Using data to build predictive models is an exciting and interesting field to be in. And while many of us are caught up in the excitement of generating models using the latest techniques and algorithms, we should not forget that there could be severe implications if the models are inaccurate or wrong. Businesses invest a lot of resources in implementing recommendations generated from models, and stand to lose substantially if sub-par models are deployed.
In this article, I list some common mistakes that analysts make in building predictive models, and how to avoid them.
1. Not investing time in understanding business context
Most analysts I know, especially in the first couple of years of their careers, are raring to build models from the word go. Model building is after all the exciting part, all the pre-processing is perceived as “boring”. However, in order to build an effective model that generates insights or recommendations that can be implemented, it is critical to gain an understanding of the business context, the business KPIs, the constraints that need to be accounted for, and overall business needs. Without that understanding, you may end up generating technically superior models, but with outcomes that business is not interested in, or is unable to implement. It is critical therefor at the start of a modeling project to budget time for a thorough understanding of context, which may be achieved either through client interaction or industry and company research.
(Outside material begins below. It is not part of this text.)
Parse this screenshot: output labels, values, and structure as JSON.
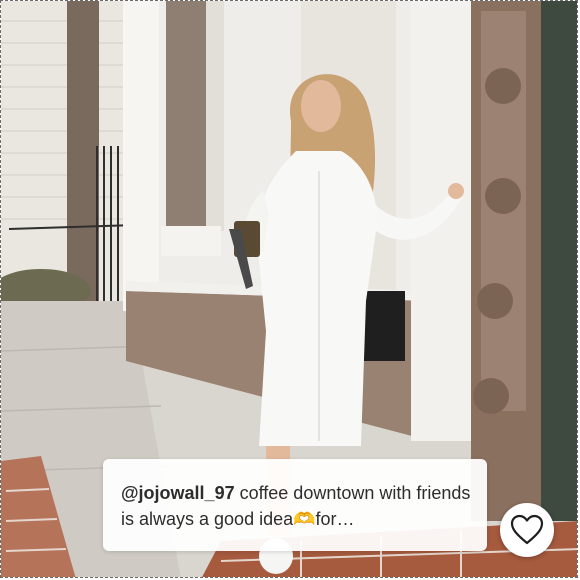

2. Using tool driven technical criteria to assess model validity and usefulness
This is another common mistake. Analytics tools are enablers, and help process vast amounts of data and implement statistical algorithms on the data to generate models. However, they are simply tools. Sophisticated tools include all manner of technical criteria to assess model fit and predictive power, and great visualizations, and while technical criteria are important, they are not enough. The analyst needs to modify or build models that meet both technical criteria and business criteria in terms of interpretability and more important, implementability.
3. Skipping the data exploration stage
In a hurry to get to the models, a lot of analysts either entirely skip the data exploration process or do a very perfunctory analysis. This is a mistake with many implications, including generating inaccurate models, generating accurate models but on wrong data, not creating the right types of variables in data preparation, and using resources inefficiently because of realizing only after generating models that perhaps the data is skewed, or has outliers, or has too many missing values, or some values are potentially wrong. Investing time upfront on making sure of data, its values, distributions, completeness, consistency, and reliability saves a lot of time later in the modeling process.
4. Not validating models on a separate sample
Many times analysts use up all the data to build the model, and don’t validate the model on a holdout or test sample. There is no way of evaluating if the model has been overfit, leading to potentially disastrous consequences. Its always critical to save some of your data to run a test once the model has been finalized, and be doubly sure about the applicability of your model and to avoid nasty surprises post implementation. Even with limited data, there are now many techniques that can generate multiple random samples from existing data.
5. Making invalid predictions
Invalid predictions are generated when inferences from a model built on data with a certain attributes are applied to data that has very different attributes. For example, if I am building a scoring model for consumers with income ranges of say $50k to $150k, and income is a critical predictor in my model, its not a good idea for me to use this model to score customers that perhaps have incomes greater than $175k or less than $40k. When implementing a model, it’s a good idea to ensure that the data attributes for data used are similar in most respects to data used to build the model.